Thought-provoking comments, as usual – thanks Glen.
Regarding the Burgess/Kubrick versions of A Clockwork Orange, aren’t films that have been adapted from serious novels disappointing on the whole, especially if the written text is linguistically inventive?
As that C.J. Dennis example shows, colloquial Australian speech had certainly developed a rich array of distinctive words and shades of meaning by the early 20th c. You may know the Dictionary of Australian Colloquialisms by G.A. Wilkes, to which I often refer. It quotes examples with dates, often taken from contemporary fiction.
My novel extends from the 1830s to 1890 (with gaps), its Australian chapters being mostly set in Perth and Fremantle, and yes – there was plenty of linguistic variation, particularly because of the influx (50s and 60s) of convicts who brought their speech patterns from many parts of Britain.
Speaking of disappointing cinema adaptations, it’s also been suggested to me that the really excellent adaptations come from novels that perhaps aren’t as well written as they might be. I can’t think of enough examples to really support this argument, but I always think of John Le Carre’s novels. I struggle with his prose style but I love the various mini-series the BBC did in the ‘seventies and ‘eighties. The characters and settings within that world of cold-war espionage make fascinating viewing – only the language lets them down from making fabulous novels as well.
Yes, Le Carré is an interesting case. Like you, I’m not drawn to his novels but the B&W movie of The Spy Who Came In From The Cold, starring Richard Burton, still packs a powerful punch after half a century.
Ian,
As a reader (and rather small-scale and unpublished writer) I have a clear sense of the balance between authenticity and heavy handedness that you refer to.
I have read, re-read and much enjoyed the Aubrey/Maturin series of novels by the late Patrick O’Brian.
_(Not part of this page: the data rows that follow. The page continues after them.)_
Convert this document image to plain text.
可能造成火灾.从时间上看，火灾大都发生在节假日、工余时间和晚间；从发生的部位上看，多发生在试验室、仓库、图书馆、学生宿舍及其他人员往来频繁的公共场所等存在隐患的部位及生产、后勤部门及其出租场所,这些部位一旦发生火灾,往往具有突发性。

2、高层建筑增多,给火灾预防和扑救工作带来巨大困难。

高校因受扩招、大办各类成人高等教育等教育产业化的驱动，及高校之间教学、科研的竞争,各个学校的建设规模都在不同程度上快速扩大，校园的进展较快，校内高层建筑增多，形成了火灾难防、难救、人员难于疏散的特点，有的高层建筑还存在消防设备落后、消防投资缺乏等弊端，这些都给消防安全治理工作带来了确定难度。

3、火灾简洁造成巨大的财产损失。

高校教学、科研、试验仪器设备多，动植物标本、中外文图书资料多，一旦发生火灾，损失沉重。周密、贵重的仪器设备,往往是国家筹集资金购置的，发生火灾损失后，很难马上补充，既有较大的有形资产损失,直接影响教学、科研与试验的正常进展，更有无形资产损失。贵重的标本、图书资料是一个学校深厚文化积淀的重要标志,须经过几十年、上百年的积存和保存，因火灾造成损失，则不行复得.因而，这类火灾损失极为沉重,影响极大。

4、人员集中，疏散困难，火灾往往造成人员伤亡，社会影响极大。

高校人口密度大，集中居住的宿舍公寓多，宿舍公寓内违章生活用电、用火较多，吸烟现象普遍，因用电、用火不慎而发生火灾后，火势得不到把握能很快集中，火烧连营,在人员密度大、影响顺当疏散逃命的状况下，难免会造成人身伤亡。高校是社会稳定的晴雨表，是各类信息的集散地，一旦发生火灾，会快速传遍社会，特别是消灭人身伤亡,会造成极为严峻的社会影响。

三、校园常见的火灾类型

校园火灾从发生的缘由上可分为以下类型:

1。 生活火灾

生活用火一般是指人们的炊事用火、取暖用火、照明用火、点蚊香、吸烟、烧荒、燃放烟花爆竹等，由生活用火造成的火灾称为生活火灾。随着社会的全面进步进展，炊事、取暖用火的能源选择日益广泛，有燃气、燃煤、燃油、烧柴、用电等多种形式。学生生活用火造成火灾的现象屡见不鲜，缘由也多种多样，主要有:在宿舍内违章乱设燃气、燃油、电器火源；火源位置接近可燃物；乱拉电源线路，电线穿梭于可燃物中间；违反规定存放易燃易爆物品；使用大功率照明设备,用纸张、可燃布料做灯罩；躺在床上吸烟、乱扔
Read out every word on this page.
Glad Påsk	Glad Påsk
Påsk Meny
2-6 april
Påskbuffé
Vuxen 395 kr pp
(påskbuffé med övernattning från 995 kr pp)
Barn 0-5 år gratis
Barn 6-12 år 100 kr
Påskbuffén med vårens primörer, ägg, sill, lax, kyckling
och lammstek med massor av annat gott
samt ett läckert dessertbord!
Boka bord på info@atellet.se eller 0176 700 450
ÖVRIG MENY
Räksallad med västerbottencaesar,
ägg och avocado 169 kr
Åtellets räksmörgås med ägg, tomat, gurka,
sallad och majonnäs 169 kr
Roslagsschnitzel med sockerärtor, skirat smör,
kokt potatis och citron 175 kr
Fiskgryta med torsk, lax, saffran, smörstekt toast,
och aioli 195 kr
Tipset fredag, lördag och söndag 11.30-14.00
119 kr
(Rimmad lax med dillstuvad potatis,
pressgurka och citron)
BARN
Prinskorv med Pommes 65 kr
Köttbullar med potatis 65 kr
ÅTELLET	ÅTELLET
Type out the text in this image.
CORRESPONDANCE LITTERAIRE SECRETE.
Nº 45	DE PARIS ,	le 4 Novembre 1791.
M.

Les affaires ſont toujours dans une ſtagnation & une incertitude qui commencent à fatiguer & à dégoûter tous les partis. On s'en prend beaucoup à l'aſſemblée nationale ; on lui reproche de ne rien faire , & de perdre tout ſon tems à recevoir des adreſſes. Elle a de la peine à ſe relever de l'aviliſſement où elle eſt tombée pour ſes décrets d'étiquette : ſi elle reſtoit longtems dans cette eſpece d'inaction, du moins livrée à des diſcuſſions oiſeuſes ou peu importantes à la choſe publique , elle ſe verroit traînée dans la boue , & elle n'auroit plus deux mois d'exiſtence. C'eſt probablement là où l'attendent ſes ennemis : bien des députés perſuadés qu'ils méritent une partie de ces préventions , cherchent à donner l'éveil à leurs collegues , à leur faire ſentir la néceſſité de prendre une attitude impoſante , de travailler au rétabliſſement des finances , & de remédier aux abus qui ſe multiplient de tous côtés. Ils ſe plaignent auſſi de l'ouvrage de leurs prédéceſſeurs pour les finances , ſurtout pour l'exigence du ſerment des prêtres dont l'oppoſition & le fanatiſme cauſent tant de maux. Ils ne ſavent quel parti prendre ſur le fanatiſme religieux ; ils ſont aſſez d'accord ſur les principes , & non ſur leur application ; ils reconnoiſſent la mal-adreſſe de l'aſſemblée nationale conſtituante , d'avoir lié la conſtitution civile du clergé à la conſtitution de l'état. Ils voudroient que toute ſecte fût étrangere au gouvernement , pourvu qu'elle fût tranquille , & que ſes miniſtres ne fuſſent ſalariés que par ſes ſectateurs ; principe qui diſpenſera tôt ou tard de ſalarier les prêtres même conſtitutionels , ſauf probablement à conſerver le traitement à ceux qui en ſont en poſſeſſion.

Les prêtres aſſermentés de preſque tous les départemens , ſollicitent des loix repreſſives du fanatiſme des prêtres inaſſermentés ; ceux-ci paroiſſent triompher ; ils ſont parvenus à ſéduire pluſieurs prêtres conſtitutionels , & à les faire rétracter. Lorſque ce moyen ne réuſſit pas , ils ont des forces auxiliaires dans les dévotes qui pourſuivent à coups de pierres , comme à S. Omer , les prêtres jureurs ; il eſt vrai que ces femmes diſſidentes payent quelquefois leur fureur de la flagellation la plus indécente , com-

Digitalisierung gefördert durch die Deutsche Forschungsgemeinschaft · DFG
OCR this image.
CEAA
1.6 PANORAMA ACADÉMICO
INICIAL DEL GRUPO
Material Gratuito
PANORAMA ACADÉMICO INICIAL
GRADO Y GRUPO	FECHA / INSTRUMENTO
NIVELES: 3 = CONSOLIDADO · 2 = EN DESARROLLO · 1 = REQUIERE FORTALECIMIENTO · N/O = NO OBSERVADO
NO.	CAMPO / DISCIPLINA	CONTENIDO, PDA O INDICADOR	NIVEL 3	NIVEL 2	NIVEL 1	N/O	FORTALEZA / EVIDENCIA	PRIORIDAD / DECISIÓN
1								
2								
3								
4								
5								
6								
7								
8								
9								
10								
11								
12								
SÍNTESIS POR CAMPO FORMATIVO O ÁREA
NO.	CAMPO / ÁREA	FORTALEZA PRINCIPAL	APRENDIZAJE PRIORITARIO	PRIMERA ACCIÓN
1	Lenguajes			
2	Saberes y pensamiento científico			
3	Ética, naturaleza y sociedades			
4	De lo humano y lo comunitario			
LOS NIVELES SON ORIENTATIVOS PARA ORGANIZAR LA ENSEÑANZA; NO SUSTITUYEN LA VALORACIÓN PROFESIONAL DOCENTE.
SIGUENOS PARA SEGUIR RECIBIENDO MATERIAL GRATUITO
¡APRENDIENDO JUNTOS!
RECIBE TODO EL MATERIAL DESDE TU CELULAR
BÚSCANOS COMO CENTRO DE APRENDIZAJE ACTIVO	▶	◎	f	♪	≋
Part of their particular charm for me was always the balance they struck between convincing period dialogue and readability. Actually, their whole appeal to me lies in balance in various senses. They combine drama, action, humour and deft characterisation all into one enjoyable whole.
In another realm which I explore, that of typeface design, balance and subtlety are also important- the balance between a subtle design with period influences, and out and out heavy handedness. Not to say that indulging in the latter ow and then can’t be a bit of fun…
Yes, O’Brian’s books exemplify some of the challenges of finding an appropriate language for stories set in the past – particularly, in that case, the need to achieve verisimilitude in depicting life at sea in the days of sail. In my next novel there are several characters who make their way from England to WA in the mid-19thc (some decades later than the Aubrey-Maturin period), and I had to do a fair bit of careful research into the nature of voyages at that time, including shipboard language.